Alice Frigerio studia architettura sostenibile: la sua tesi parte da una rilevazione sull'uso della due ruote e prova a immaginare una Gallarate a misura di due ruote

Una tesi di laurea per "ripensare" Gallarate come città per le due ruote, bike-friendly. È il lavoro di Alice Frigerio, che studia archiettura sostenibile al Politecnico di Milano. «Volevo fare una tesi su Gallarate, parlando con mia nonna, che è una ciclista sfegatata, mi è venuta l’idea delle piste ciclabili». Alice ha vissuto anche a Tolosa e in Danimarca e sa come l’uso della bici come mezzo per muoversi nelle città sia in crescita, «anche a Milano si fanno grandi investimenti in questo senso». La differenza, testimonia anche lei, è enorme: «In Danimarca usavo la bicicletta ogni giorno, ci sono piste ciclabili e servizi. A Gallarate non la uso, perché ho subito furti». Un problema, quello dei furti, che "pesa" molto, anche per colpa dell’arredo urbano non sempre adatto (rastrelliere che non consentono di legare i telai, ma solo le ruotee).

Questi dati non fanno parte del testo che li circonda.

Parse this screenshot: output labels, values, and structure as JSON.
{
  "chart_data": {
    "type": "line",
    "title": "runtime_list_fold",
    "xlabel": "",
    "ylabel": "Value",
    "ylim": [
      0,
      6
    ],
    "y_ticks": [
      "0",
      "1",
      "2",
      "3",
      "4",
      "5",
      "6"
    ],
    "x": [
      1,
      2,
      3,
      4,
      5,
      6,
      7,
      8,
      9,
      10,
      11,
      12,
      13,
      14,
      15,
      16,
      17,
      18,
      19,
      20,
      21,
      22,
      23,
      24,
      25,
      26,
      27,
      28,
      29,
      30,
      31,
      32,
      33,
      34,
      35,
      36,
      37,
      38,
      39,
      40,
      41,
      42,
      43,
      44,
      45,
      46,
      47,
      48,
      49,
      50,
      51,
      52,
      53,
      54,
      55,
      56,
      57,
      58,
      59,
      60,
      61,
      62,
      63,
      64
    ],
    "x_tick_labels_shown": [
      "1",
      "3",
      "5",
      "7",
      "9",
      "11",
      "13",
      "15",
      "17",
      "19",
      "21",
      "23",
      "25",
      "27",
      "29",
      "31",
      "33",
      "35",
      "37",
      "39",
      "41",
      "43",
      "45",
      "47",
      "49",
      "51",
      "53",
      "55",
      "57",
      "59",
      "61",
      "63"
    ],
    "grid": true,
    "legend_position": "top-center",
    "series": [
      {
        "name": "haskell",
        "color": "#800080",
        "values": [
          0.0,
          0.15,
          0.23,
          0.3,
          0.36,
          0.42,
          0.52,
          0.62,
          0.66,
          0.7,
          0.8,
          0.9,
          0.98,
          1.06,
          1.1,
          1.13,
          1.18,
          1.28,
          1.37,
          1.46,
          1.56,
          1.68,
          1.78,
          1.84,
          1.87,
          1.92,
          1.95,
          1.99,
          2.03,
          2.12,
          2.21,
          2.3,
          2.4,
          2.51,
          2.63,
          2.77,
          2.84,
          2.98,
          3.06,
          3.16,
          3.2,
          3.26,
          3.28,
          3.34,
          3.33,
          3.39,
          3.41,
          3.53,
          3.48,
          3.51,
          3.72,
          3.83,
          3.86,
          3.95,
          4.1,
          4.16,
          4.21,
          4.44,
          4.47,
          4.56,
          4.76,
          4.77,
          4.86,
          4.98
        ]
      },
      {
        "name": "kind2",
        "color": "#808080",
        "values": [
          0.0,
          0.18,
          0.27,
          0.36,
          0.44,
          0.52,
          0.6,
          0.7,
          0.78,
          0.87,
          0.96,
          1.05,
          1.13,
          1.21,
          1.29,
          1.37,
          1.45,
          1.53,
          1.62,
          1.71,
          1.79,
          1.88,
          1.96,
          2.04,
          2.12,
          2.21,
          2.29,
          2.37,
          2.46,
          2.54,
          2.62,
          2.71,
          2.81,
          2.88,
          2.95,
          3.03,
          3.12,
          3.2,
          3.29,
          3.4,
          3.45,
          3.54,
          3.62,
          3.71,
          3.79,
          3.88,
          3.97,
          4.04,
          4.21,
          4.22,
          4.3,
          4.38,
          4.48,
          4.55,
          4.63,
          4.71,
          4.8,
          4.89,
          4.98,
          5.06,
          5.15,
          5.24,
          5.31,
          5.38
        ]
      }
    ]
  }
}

In ogni caso, il progetto di una rete ciclabile è una sfida interessante. Alice è partita da un questionario pubblicato qua e là sul web: «Il test è nato perché in Comune non c’erano studi sui flussi e sull’uso della bici in città. Serve per capire cosa serve e cosa no, perché sarebbe inutile spender soldi su cose che non sono prioritarie. Ho cercato persone che usano la bici o che vorrebbero usarla, grazie al web ho potuto raccogliere opinioni di tutte le fasce d’età, fino ai settantenni». Tra le idee, anche quella di una ciclofficina, magari connessa con un parcheggio custodito in zona stazione, molto "bersagliata" dai ladri. E per collegare il centro e le periferie, una rete di «percorsi alternativi alle strade principali trafficate, ma senza allungare troppo la strada ai ciclisti». Magari introducendo anche delle "zone 30", molto usate inEuropa, ora anche in Italia, ma ben poco a Gallarate.